Ragdoll Rating: 3/5 Buttons
Recommended For: Experienced Buddhist practitioners, people wanting insight on the Chan (Chinese Zen) path
About the Book…
The content of Illuminating Silence comes from Master Sheng Yen, a Chinese Chan master. The book contains edited transcripts of the talks Master Yen gave over the course of two week-long retreats in Wales. The talks were given in Chinese by Master Yen, translated by a Mr Ming Yee and transcribed by Dr Crook.
What I thought…
I found this book to be difficult but interesting read. I suppose the only review I can give about this book is based in the fact that I am having such difficulty in thinking of anything – at all – to say about it.
There is a great deal to learn from this book, I am sure. I think the key problem for me is that these are transcripts, offered without external commentary. This means that if you find yourself confused or lost (as I often did) there is nothing but Master Yen’s words to guide you through it. What I’m saying is that this book is not for the faint of heart and almost certainly not for the beginner. A lot of Chinese words remain untranslated, and although there is a glossary of terms in the back of the book, the unfamiliar vocabulary was hard to cope with.
It took me a long time to finish this book, nearly a month apparently, and to be honest I really don’t think I could tell you more than one thing I learned while reading it. That’s not to say I didn’t learn anything, I distinctly remember many occasions where my understanding of a topic was deepened or a new concept was introduced, I just can’t remember what they were. Perhaps something was lost in the translation, or perhaps I’m just too inexperienced to fully appreciate it.
A lot of time was spent dedicated to dissection of a poem, most of which was lost on me.
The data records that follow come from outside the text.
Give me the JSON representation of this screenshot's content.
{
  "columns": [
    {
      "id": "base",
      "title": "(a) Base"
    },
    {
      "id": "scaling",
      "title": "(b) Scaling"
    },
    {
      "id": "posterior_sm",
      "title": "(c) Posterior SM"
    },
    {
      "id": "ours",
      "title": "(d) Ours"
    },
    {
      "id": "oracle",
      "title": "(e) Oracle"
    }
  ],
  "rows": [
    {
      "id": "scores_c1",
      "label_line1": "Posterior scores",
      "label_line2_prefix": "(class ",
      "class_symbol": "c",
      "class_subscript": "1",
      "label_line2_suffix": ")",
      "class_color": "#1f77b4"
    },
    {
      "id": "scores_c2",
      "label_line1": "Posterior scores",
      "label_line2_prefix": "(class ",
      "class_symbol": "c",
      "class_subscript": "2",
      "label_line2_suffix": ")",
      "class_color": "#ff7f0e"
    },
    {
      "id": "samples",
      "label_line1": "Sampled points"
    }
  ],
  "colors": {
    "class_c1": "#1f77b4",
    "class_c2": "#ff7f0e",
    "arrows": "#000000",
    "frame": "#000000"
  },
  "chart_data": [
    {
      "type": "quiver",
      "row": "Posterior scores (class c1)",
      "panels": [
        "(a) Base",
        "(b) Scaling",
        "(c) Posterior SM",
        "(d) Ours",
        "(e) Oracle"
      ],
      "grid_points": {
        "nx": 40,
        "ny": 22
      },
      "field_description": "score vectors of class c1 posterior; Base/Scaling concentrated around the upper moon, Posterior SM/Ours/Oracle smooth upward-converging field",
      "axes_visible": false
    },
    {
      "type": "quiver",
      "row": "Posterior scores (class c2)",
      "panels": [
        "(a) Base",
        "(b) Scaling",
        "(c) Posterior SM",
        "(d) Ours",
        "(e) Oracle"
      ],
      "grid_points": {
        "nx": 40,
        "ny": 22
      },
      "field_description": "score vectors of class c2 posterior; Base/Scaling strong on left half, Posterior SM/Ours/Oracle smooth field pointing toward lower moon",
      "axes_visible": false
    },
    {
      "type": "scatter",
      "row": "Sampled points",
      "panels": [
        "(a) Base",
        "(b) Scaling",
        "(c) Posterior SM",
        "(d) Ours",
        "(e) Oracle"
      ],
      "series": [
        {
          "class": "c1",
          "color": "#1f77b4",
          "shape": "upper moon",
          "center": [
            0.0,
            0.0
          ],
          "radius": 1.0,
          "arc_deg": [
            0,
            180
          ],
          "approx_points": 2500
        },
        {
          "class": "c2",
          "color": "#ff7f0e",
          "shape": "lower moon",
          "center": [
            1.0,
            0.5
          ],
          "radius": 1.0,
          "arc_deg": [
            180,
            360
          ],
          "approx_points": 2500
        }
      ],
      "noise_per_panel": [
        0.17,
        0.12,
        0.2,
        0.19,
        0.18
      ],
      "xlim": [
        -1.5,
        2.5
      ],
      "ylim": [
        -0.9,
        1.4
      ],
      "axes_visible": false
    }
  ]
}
I’m not good with poetry at the best of times, and poetry in translation…eek!
During my reading, I made a note of one line, something I almost never do. “It is not important to get enlightened quickly.” This, coupled with frequent reminder that you still have to practice even post-enlightenment stuck with me, and actually I think this message on it’s own made the book worth reading.
This book is a tough read, and is probably much more enjoyable with an improved understanding of the topic. Perhaps I’ll read it again some day and find it more accessible.
Please Note: I received a copy of this book via netgalley in exchange for an honest review. The opinions contained within are my own and have not been influenced by any external entity!